The Performance of Love

Outside of certain core classes, people don’t really talk about love at NYU Abu Dhabi. Most of us feel too old for the elaborate bedroom wedding ...

Oct 18, 2014

Outside of certain core classes, people don’t really talk about love at NYU Abu Dhabi. Most of us feel too old for the elaborate bedroom wedding fantasy where we say, “I do” to the stuffed animal of our dreams and too young for the terrifying implications of admitting that we actually want to commit to one of our fellow classmates. Some of us even feel like the idea of love is impoverished by its long history of being portrayed as a relationship between a gallant masculine man and a wholesome feminine woman.
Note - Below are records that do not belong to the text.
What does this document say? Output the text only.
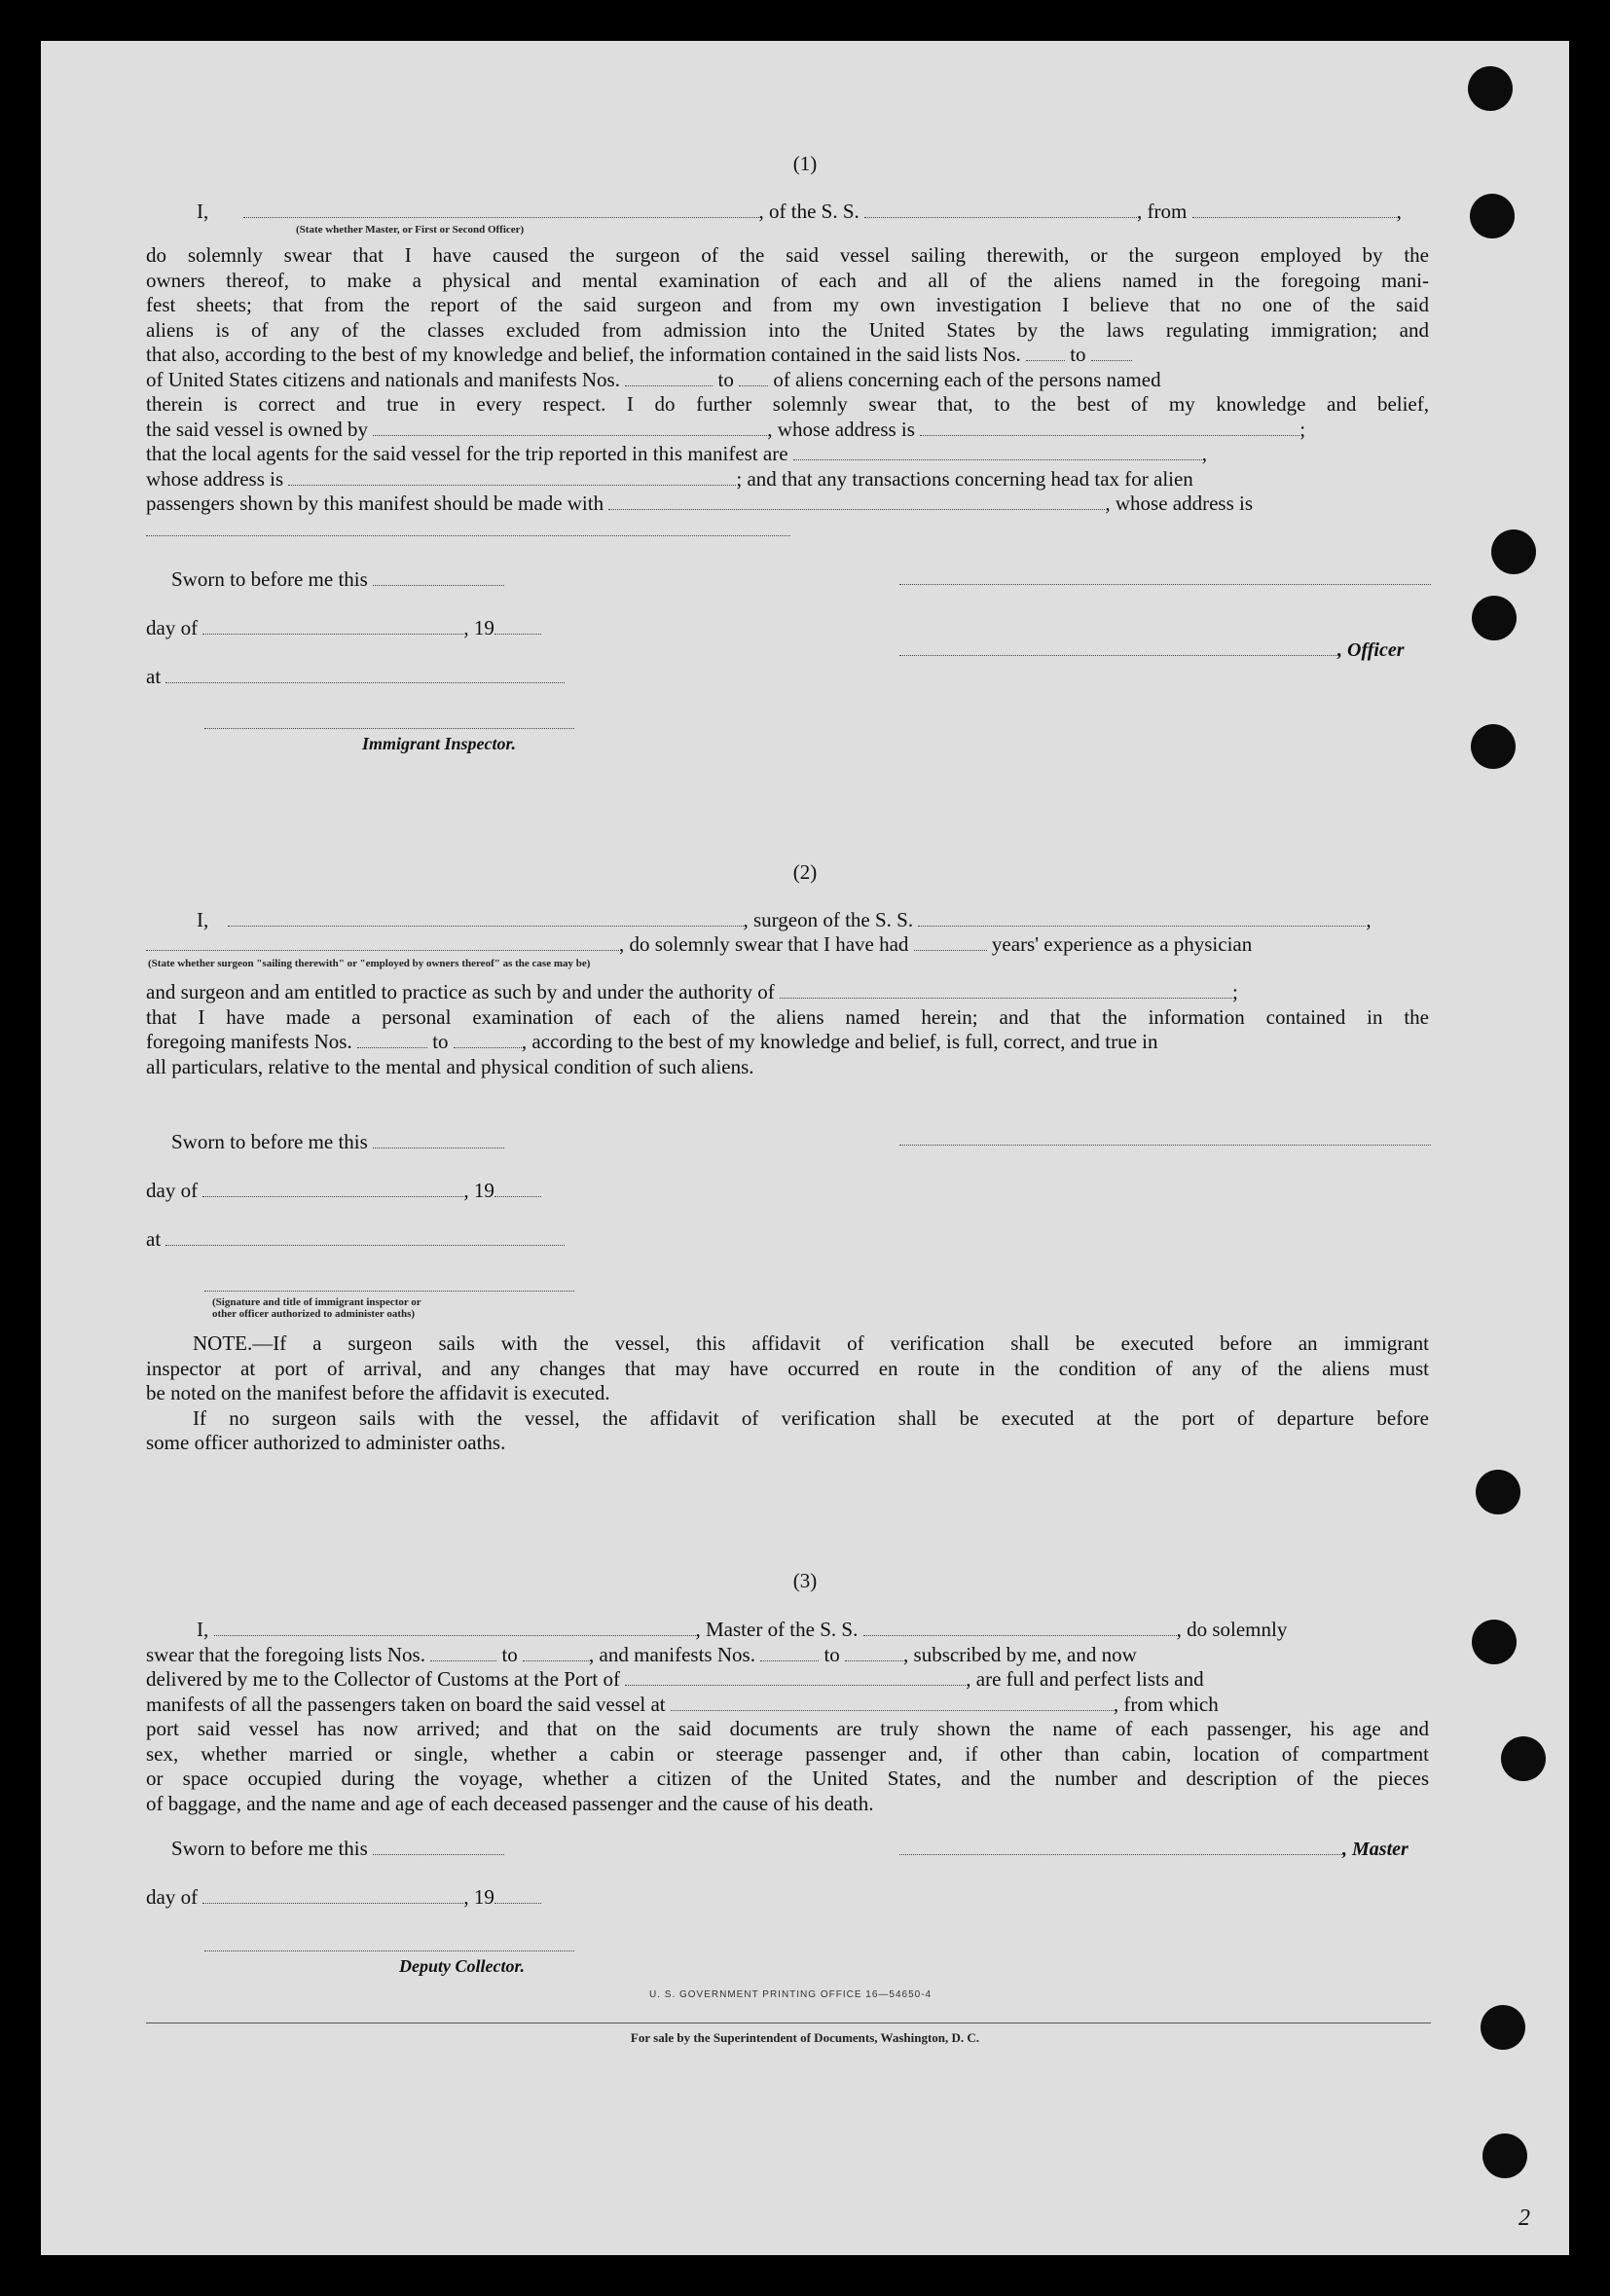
(1)
I,	, of the S. S.	, from	,
(State whether Master, or First or Second Officer)
do solemnly swear that I have caused the surgeon of the said vessel sailing therewith, or the surgeon employed by the
owners thereof, to make a physical and mental examination of each and all of the aliens named in the foregoing mani-
fest sheets; that from the report of the said surgeon and from my own investigation I believe that no one of the said
aliens is of any of the classes excluded from admission into the United States by the laws regulating immigration; and
that also, according to the best of my knowledge and belief, the information contained in the said lists Nos. to
of United States citizens and nationals and manifests Nos.	to of aliens concerning each of the persons named
therein is correct and true in every respect. I do further solemnly swear that, to the best of my knowledge and belief,
the said vessel is owned by	, whose address is	;
that the local agents for the said vessel for the trip reported in this manifest are	,
whose address is	; and that any transactions concerning head tax for alien
passengers shown by this manifest should be made with	, whose address is
Sworn to before me this
day of	, 19
at
Immigrant Inspector.
, Officer
(2)
I,	, surgeon of the S. S.	,
, do solemnly swear that I have had	years' experience as a physician
(State whether surgeon "sailing therewith" or "employed by owners thereof" as the case may be)
and surgeon and am entitled to practice as such by and under the authority of	;
that I have made a personal examination of each of the aliens named herein; and that the information contained in the
foregoing manifests Nos.	to	, according to the best of my knowledge and belief, is full, correct, and true in
all particulars, relative to the mental and physical condition of such aliens.
Sworn to before me this
day of	, 19
at
(Signature and title of immigrant inspector or
other officer authorized to administer oaths)
NOTE.—If a surgeon sails with the vessel, this affidavit of verification shall be executed before an immigrant
inspector at port of arrival, and any changes that may have occurred en route in the condition of any of the aliens must
be noted on the manifest before the affidavit is executed.
If no surgeon sails with the vessel, the affidavit of verification shall be executed at the port of departure before
some officer authorized to administer oaths.
(3)
I,	, Master of the S. S.	, do solemnly
swear that the foregoing lists Nos.	to	, and manifests Nos.	to	, subscribed by me, and now
delivered by me to the Collector of Customs at the Port of	, are full and perfect lists and
manifests of all the passengers taken on board the said vessel at	, from which
port said vessel has now arrived; and that on the said documents are truly shown the name of each passenger, his age and
sex, whether married or single, whether a cabin or steerage passenger and, if other than cabin, location of compartment
or space occupied during the voyage, whether a citizen of the United States, and the number and description of the pieces
of baggage, and the name and age of each deceased passenger and the cause of his death.
Sworn to before me this	, Master
day of	, 19
Deputy Collector.
U. S. GOVERNMENT PRINTING OFFICE 16—54650-4
For sale by the Superintendent of Documents, Washington, D. C.
2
We look around at the kind of people that we are attracted to, the kind of people that we want to be and feel alienated by the prospect of playing Rachel McAdams to someone else’s Ryan Gosling. We would prefer to be a bird.
Being “among the most talented [students] in the world”, we recognize that media representations of love have a deep impact on how we view love and fall in love but the deeper question that rarely arises is whether love can exist at all without performance. Not the performances of actors and actresses in films, but the ways that we perform romantic love to those we love. The conventional way to think about actions assumes that they come from intentions. I love you, so I perform a serenade to let you know how I feel. It turns out that a lot of what we do on a daily basis happens the other way around. We perform an action or act in a certain way and, based on feedback, we decide whether we feel like the kind of person who does that sort of thing. This is complicated by the fact that these performances make us feel like we aren’t performing, but just acting naturally.
To put it simply, I’m worried that the reason people feel like they are in love is just because they have been acting like they are in love. Sometimes, especially in a tight-knit community, being in love feels like such a community project that it is about everyone but the person with whom you’re in love. A performer at an Open Mic night announces to the room that their song is for somebody special and then immediately begins to sing it to a room full of people who are not that someone special using lyrics that somebody else wrote about a completely different person. Who is the performer in love with? Is it the person they said they loved or the audience? How can their special, unique feelings be expressed so perfectly by Ed Sheeran, or more recently, Sam Smith? Who are ballads, proposals and weddings meant for? Could two people in isolation from the rest of the world ever fall in love without these community rituals?
Without clear answers to these questions, it seems like the best that we can do is appreciate how elaborate and cute these rituals are and keep our concerns to ourselves.